SwiftSyntax : generate and transform Swift source code

SwiftSyntax is a Swift library that lets you parse, analyze, generate, and transform Swift source code. It’s based on the libSyntax library, and was spun out from the main Swift language repository in August 2017.

Together, the goal of these projects is to provide safe, correct, and intuitive facilities for structured editing, which is described thusly:

What is structured editing? It’s an editing strategy that is keenly aware of the structure of source code, not necessarily its representation (i.e. characters or bytes). This can be achieved at different granularities: replacing an identifier, changing a call to global function to a method call, or indenting and formatting an entire source file based on declarative rules.

At the time of writing, SwiftSyntax is still in development and subject to API changes. But you can start using it today to work with Swift source code in a programmatic way.

It’s currently used by the Swift Migrator, and there are ongoing efforts to adopt the tool, both internally and externally.

How Does It Work?

To understand how SwiftSyntax works, let’s take a step back and look at the Swift compiler architecture:

The Swift compiler is primarily responsible for turning Swift code into executable machine code. The process is divided up into several discrete steps, starting with the parser, which generates an abstract syntax tree, (ast). From there, semantic analysis is performed on the syntax to produce a type-checked AST, which lowered into Swift Intermediate Language; the sil is transformed and optimized and itself lowered into LLVM IR, which is ultimately compiled into machine code.

The most important takeaway for our discussion is that SwiftSyntax operates on the AST generated at the first step of the compilation process. As such, it can’t tell you any semantic or type information about code.

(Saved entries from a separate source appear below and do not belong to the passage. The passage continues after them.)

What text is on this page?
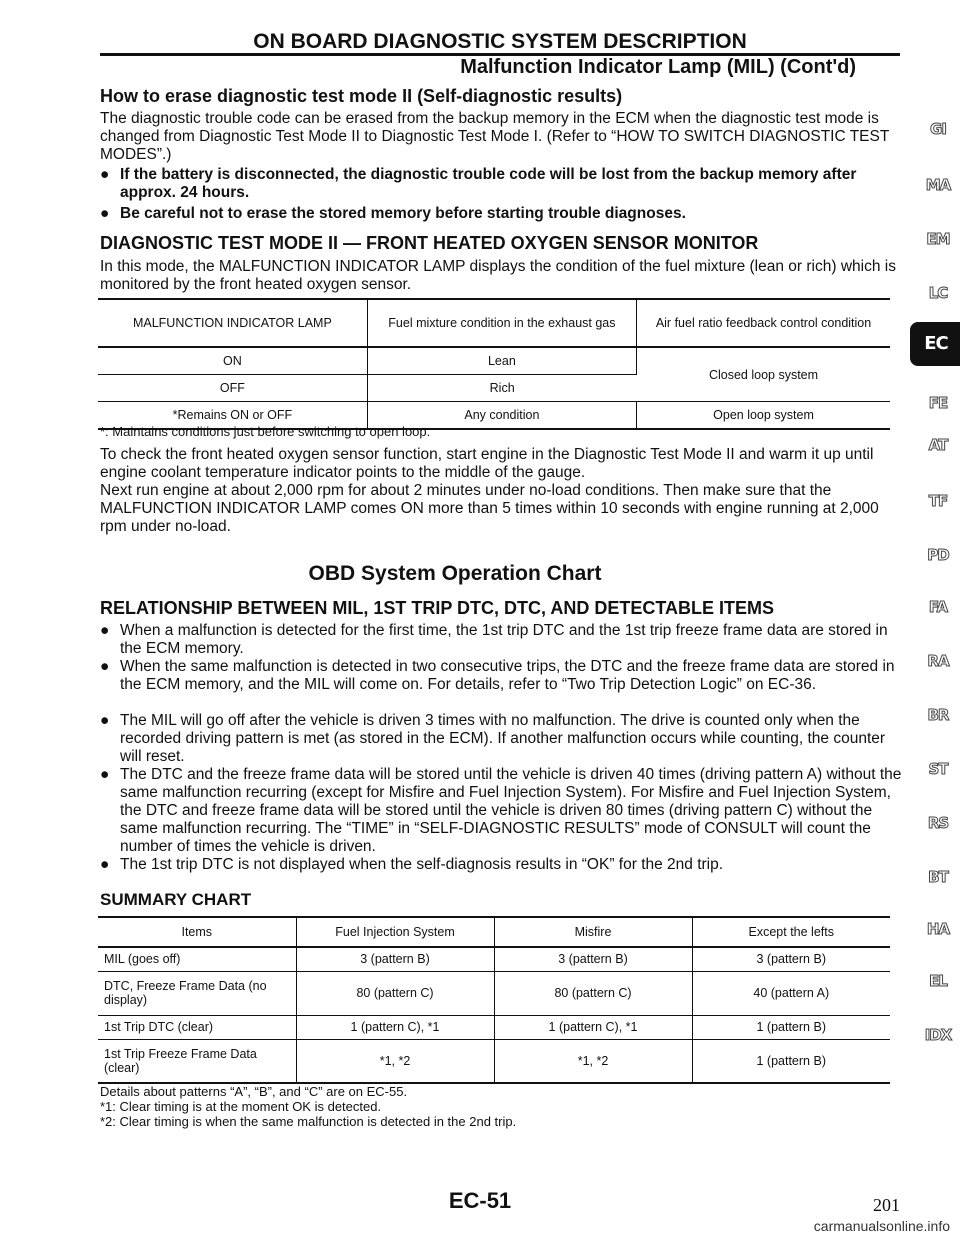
ON BOARD DIAGNOSTIC SYSTEM DESCRIPTION
Malfunction Indicator Lamp (MIL) (Cont'd)
How to erase diagnostic test mode II (Self-diagnostic results)
The diagnostic trouble code can be erased from the backup memory in the ECM when the diagnostic test mode is changed from Diagnostic Test Mode II to Diagnostic Test Mode I. (Refer to “HOW TO SWITCH DIAGNOSTIC TEST MODES”.)
● If the battery is disconnected, the diagnostic trouble code will be lost from the backup memory after approx. 24 hours.
● Be careful not to erase the stored memory before starting trouble diagnoses.
DIAGNOSTIC TEST MODE II — FRONT HEATED OXYGEN SENSOR MONITOR
In this mode, the MALFUNCTION INDICATOR LAMP displays the condition of the fuel mixture (lean or rich) which is monitored by the front heated oxygen sensor.
MALFUNCTION INDICATOR LAMP	Fuel mixture condition in the exhaust gas	Air fuel ratio feedback control condition
ON	Lean	Closed loop system
OFF	Rich	
*Remains ON or OFF	Any condition	Open loop system
*: Maintains conditions just before switching to open loop.
To check the front heated oxygen sensor function, start engine in the Diagnostic Test Mode II and warm it up until engine coolant temperature indicator points to the middle of the gauge.
Next run engine at about 2,000 rpm for about 2 minutes under no-load conditions. Then make sure that the MALFUNCTION INDICATOR LAMP comes ON more than 5 times within 10 seconds with engine running at 2,000 rpm under no-load.
OBD System Operation Chart
RELATIONSHIP BETWEEN MIL, 1ST TRIP DTC, DTC, AND DETECTABLE ITEMS
● When a malfunction is detected for the first time, the 1st trip DTC and the 1st trip freeze frame data are stored in the ECM memory.
● When the same malfunction is detected in two consecutive trips, the DTC and the freeze frame data are stored in the ECM memory, and the MIL will come on. For details, refer to “Two Trip Detection Logic” on EC-36.
● The MIL will go off after the vehicle is driven 3 times with no malfunction. The drive is counted only when the recorded driving pattern is met (as stored in the ECM). If another malfunction occurs while counting, the counter will reset.
● The DTC and the freeze frame data will be stored until the vehicle is driven 40 times (driving pattern A) without the same malfunction recurring (except for Misfire and Fuel Injection System). For Misfire and Fuel Injection System, the DTC and freeze frame data will be stored until the vehicle is driven 80 times (driving pattern C) without the same malfunction recurring. The “TIME” in “SELF-DIAGNOSTIC RESULTS” mode of CONSULT will count the number of times the vehicle is driven.
● The 1st trip DTC is not displayed when the self-diagnosis results in “OK” for the 2nd trip.
SUMMARY CHART
Items	Fuel Injection System	Misfire	Except the lefts
MIL (goes off)	3 (pattern B)	3 (pattern B)	3 (pattern B)
DTC, Freeze Frame Data (no display)	80 (pattern C)	80 (pattern C)	40 (pattern A)
1st Trip DTC (clear)	1 (pattern C), *1	1 (pattern C), *1	1 (pattern B)
1st Trip Freeze Frame Data (clear)	*1, *2	*1, *2	1 (pattern B)
Details about patterns “A”, “B”, and “C” are on EC-55.
*1: Clear timing is at the moment OK is detected.
*2: Clear timing is when the same malfunction is detected in the 2nd trip.
EC-51	201
carmanualsonline.info
GI
MA
EM
LC
EC
FE
AT
TF
PD
FA
RA
BR
ST
RS
BT
HA
EL
IDX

Contrast this with something like SourceKit, which operates with a much more complete understanding of Swift code. This additional information can be helpful for implementing editor features like code-completion or navigating across files. But there are plenty of important use cases that can be satisfied on a purely syntactic level, such as code formatting and syntax highlighting.

Demystifying the AST

Abstract syntax trees can be difficult to understand in the abstract. So let’s generate one and see what it looks like.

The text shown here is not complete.